In just the past three-plus decades, water quality in the Narragansett Bay region has improved, thanks to investments in wastewater infrastructure, tighter state and federal regulations, industry changes and a shift in the economy.
“The levels of metals and organics from industry have gone down,” said Chris Deacutis, chief scientist for the Narragansett Bay Estuary Program, “and hydrocarbons are decreasing.”
Narragansett Bay waterways are being contaminated with less of these pollutants for a number of reasons.
Leaded gasoline is gone, and cars run cleaner and leak less oil.

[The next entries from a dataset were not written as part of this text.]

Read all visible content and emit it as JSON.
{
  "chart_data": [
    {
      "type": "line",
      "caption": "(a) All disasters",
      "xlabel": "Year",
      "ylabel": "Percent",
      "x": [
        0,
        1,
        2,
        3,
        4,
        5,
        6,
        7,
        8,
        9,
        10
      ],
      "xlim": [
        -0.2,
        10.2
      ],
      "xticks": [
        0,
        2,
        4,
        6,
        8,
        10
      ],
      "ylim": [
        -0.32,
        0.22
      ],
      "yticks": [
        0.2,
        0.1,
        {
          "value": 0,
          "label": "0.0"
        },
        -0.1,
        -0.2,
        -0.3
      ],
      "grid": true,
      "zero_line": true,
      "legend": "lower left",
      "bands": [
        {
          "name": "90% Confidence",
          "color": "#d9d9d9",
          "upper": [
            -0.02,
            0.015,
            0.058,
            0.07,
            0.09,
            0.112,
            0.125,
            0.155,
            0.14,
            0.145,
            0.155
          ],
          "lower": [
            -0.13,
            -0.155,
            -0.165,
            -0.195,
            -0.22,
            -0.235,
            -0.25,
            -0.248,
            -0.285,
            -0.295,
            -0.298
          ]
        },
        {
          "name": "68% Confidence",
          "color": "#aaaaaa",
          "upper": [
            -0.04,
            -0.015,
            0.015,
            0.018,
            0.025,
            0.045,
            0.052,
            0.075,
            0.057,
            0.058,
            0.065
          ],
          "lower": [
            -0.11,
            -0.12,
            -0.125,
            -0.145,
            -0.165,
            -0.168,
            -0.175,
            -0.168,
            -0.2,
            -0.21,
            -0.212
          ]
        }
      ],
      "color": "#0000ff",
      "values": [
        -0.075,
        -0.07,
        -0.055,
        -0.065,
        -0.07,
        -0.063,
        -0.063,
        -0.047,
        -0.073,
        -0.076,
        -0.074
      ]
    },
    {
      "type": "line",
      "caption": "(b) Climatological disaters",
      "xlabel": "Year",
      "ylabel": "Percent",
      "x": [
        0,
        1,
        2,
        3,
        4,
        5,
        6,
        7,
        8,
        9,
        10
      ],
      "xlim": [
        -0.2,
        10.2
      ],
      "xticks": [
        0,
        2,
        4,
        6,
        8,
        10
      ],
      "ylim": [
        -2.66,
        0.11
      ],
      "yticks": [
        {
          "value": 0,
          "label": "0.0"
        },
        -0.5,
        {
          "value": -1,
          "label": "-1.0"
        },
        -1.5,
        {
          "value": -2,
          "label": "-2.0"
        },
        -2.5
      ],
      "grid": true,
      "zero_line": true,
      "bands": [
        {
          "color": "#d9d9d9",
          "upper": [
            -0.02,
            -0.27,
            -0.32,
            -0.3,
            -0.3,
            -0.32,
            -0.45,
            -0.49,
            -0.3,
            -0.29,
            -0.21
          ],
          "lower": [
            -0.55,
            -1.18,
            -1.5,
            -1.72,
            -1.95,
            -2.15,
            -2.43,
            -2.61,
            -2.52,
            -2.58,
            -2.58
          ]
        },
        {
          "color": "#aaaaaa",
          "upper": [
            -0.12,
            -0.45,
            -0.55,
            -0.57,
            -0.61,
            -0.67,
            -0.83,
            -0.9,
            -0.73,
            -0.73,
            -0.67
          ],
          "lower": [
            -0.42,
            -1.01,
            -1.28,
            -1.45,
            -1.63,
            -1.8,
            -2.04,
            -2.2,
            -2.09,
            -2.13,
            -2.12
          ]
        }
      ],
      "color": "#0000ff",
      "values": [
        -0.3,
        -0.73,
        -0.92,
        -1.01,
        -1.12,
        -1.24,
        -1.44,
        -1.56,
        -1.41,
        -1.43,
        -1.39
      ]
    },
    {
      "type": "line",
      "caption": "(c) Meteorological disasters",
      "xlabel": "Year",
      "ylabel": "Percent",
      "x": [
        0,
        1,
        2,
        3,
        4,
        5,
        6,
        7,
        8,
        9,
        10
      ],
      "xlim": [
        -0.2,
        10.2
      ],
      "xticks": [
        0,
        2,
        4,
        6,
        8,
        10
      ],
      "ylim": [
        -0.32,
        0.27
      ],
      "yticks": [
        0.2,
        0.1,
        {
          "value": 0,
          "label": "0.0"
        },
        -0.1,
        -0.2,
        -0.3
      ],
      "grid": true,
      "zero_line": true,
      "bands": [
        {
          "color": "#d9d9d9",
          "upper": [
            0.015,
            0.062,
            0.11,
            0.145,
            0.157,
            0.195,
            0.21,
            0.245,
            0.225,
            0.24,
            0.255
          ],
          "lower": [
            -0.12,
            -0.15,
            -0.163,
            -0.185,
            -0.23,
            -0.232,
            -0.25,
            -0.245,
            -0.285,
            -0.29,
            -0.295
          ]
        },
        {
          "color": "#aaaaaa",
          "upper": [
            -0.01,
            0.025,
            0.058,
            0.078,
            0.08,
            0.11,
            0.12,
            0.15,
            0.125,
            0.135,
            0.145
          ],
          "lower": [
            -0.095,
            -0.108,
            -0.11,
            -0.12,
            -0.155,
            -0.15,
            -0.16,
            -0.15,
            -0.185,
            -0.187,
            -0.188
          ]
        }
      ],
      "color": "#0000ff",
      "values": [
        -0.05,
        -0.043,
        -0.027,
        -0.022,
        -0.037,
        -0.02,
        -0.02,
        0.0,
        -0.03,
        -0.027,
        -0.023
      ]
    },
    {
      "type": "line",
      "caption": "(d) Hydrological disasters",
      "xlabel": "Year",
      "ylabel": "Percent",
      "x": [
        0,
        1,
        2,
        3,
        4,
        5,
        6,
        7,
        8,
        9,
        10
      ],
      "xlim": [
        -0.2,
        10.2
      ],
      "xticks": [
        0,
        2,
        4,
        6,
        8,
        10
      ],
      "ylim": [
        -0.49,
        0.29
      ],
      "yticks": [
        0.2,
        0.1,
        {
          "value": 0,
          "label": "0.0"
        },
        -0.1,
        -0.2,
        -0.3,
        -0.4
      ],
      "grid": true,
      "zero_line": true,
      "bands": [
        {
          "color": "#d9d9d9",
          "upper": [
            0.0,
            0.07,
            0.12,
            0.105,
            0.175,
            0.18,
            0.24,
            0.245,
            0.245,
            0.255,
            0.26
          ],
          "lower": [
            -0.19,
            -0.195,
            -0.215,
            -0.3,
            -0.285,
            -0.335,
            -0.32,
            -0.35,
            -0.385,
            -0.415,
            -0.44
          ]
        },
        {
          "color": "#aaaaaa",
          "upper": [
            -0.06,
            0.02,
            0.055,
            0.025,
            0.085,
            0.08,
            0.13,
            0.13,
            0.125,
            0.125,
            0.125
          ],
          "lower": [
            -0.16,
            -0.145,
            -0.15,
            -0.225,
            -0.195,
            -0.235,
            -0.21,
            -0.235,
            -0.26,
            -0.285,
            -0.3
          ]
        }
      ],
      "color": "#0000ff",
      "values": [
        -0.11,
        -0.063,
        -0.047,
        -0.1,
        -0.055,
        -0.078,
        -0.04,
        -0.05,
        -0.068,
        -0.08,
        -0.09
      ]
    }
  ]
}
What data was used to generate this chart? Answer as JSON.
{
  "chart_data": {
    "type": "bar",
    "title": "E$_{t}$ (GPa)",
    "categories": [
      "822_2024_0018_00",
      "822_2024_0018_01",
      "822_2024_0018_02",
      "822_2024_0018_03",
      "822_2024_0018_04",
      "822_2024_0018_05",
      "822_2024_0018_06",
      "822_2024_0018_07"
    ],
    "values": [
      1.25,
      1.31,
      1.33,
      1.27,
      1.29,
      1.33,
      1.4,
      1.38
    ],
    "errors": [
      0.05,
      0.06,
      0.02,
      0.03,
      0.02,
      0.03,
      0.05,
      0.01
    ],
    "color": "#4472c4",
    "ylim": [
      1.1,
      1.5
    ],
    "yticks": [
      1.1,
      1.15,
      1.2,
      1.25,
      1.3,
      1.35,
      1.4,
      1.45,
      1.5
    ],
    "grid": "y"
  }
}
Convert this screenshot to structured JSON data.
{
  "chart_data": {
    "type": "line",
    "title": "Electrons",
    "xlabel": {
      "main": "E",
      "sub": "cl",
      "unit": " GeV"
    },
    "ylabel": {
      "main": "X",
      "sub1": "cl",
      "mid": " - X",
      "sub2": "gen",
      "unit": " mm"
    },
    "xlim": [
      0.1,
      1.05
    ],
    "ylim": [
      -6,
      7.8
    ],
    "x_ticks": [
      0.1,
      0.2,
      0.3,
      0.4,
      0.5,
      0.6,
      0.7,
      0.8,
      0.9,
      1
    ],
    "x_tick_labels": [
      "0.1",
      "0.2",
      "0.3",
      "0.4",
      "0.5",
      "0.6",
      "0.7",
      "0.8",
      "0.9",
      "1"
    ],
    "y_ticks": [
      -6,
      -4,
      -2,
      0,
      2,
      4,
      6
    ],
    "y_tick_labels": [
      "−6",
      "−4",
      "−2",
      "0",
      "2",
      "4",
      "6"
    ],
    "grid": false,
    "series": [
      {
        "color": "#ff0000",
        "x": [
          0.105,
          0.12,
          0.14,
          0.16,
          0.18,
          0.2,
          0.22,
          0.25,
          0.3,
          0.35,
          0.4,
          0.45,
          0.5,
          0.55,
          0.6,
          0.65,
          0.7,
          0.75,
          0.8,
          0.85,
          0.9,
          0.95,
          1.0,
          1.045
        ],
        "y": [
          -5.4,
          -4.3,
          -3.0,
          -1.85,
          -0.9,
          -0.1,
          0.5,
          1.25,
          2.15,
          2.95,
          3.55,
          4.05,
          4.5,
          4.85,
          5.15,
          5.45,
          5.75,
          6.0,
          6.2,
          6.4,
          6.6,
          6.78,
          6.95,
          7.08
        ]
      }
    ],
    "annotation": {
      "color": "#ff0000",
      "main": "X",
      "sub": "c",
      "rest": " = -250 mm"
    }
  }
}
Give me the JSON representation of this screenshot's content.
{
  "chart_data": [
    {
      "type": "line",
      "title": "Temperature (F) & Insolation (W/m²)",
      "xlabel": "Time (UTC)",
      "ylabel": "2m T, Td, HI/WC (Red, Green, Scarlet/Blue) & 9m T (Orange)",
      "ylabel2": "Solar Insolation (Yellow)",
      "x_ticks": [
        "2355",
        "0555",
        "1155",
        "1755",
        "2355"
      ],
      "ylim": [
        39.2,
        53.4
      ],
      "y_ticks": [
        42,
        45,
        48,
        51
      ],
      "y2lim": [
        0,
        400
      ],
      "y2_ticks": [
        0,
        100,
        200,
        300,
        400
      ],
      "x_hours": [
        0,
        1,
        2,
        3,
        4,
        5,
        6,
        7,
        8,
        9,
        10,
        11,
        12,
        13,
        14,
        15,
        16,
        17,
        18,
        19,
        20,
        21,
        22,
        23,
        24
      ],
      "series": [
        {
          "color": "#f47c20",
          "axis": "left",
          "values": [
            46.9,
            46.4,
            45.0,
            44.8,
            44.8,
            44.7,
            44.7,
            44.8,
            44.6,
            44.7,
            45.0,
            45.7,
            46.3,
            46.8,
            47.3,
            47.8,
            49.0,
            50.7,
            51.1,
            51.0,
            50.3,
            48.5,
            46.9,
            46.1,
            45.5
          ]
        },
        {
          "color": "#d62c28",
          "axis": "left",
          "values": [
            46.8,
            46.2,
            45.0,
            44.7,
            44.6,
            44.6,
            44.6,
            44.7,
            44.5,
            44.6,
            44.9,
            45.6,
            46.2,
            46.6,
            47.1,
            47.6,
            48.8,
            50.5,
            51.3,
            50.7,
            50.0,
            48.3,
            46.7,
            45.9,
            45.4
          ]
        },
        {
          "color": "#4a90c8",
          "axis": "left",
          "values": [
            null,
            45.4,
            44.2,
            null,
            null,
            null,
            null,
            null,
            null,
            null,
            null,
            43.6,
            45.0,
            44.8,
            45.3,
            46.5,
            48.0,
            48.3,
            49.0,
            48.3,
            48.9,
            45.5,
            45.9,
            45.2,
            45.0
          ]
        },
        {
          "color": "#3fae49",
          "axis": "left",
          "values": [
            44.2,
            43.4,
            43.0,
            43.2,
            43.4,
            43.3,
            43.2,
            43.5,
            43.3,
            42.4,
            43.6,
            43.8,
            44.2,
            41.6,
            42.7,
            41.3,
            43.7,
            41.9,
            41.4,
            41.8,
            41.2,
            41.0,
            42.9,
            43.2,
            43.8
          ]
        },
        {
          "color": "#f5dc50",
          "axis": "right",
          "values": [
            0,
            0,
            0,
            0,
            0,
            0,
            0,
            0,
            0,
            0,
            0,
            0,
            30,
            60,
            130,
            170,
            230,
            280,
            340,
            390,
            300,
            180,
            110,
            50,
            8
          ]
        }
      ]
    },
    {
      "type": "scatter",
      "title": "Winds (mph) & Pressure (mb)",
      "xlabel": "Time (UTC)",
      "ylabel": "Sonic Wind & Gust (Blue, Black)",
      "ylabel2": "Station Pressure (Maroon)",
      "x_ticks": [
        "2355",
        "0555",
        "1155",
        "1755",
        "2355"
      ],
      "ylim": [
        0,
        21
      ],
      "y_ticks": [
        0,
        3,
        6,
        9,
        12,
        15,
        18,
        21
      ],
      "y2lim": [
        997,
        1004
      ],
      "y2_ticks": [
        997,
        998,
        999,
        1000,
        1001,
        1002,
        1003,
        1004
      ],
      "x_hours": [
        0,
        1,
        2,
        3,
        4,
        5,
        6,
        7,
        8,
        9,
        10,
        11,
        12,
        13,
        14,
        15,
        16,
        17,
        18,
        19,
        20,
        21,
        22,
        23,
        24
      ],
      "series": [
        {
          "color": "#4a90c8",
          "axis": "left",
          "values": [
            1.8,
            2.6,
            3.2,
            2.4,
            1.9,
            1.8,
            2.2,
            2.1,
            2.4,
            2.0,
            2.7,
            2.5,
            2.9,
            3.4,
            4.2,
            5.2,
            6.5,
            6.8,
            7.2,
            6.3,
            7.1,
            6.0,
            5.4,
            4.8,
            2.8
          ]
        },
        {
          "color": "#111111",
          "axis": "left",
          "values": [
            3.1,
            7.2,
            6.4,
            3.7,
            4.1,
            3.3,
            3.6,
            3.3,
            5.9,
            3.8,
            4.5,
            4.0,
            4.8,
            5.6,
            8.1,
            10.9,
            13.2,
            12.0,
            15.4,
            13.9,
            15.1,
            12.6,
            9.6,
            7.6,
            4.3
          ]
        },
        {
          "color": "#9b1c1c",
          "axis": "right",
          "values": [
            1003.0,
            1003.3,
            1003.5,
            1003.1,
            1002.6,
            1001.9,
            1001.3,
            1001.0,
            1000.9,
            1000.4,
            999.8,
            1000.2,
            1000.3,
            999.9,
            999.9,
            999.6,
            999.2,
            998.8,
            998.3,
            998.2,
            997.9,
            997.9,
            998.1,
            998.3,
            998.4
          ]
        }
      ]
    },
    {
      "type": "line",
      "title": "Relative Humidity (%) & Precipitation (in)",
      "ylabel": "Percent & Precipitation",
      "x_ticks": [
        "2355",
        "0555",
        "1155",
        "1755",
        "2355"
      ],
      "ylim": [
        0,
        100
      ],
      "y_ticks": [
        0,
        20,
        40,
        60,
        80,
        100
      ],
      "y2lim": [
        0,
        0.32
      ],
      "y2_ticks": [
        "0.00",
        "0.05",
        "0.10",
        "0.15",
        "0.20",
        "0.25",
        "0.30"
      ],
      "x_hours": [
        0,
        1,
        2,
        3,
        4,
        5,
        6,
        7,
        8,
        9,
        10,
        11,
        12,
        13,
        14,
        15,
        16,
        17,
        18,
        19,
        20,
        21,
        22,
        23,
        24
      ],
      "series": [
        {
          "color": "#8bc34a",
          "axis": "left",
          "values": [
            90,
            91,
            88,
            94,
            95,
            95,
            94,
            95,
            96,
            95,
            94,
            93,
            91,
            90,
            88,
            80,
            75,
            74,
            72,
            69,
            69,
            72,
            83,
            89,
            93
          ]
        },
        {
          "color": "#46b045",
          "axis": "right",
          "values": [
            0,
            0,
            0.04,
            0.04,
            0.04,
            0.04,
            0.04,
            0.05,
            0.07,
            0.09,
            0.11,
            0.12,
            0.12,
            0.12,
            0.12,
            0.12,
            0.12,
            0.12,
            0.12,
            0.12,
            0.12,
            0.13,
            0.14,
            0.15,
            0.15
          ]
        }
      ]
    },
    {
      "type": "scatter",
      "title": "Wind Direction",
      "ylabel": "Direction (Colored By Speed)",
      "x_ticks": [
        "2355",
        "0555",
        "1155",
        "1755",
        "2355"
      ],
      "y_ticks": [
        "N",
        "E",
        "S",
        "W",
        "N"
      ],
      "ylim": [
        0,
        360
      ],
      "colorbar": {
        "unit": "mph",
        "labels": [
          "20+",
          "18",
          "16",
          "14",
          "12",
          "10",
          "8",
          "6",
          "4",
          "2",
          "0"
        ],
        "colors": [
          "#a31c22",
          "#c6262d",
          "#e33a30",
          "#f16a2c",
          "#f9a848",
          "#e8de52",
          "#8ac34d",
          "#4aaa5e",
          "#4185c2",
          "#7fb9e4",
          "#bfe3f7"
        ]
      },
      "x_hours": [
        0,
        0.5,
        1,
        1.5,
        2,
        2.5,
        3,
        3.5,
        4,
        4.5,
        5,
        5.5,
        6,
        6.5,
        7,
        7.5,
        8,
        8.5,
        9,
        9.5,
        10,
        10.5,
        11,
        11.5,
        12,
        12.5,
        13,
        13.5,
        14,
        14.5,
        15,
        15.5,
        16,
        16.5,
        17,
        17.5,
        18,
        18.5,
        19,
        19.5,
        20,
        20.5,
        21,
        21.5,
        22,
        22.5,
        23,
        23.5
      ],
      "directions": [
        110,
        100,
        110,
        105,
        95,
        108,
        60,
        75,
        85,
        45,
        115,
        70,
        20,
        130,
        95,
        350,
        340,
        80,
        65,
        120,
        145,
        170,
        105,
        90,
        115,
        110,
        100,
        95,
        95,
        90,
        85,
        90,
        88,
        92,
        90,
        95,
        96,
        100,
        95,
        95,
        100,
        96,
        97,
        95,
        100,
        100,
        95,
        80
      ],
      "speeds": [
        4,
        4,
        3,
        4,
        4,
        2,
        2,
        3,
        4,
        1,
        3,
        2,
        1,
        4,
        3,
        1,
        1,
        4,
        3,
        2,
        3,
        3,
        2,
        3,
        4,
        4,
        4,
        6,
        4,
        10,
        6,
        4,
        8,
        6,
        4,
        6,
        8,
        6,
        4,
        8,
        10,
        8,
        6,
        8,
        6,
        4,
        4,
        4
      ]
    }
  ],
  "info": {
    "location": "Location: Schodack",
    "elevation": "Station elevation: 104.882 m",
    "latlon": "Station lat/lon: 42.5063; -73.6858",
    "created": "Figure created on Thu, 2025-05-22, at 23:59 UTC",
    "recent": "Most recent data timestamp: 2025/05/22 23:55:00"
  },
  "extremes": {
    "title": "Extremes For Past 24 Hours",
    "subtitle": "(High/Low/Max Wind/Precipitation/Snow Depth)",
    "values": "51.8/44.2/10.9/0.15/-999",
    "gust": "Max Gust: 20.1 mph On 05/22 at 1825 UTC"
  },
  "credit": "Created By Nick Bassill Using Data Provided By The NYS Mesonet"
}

Textile mills along the banks of the Blackstone River have all but disappeared, taking with them the dyes and chemicals that were spilled for nearly a century into Rhode Island and Massachusetts waterways.
Restaurants and residential/office space are the new faces of the 25-block Jewelry District in Providence, which at its peak in 1976 employed 32,500 jewelry workers. Most of those jobs have long since disappeared, along with the industry’s heavy metals and toxins that would find their way into the Providence River.
Despite these gains, however, the Narragansett Bay watershed still faces a host of troubles, from the growing emergence of invasive species to pressures caused by development to what impact chemicals in the water from the increased use of pharmaceuticals, birth control and beauty products will have on the long-term health of wildlife and humans.
“We have made a remarkable improvement in the health of Narragansett Bay by addressing our deficient combined sewer overflow system and minimizing nitrogen discharges, but we have a long way to go,” Sen. Sheldon Whitehouse, D-R.I., said a water infrastructure hearing earlier this month in Providence.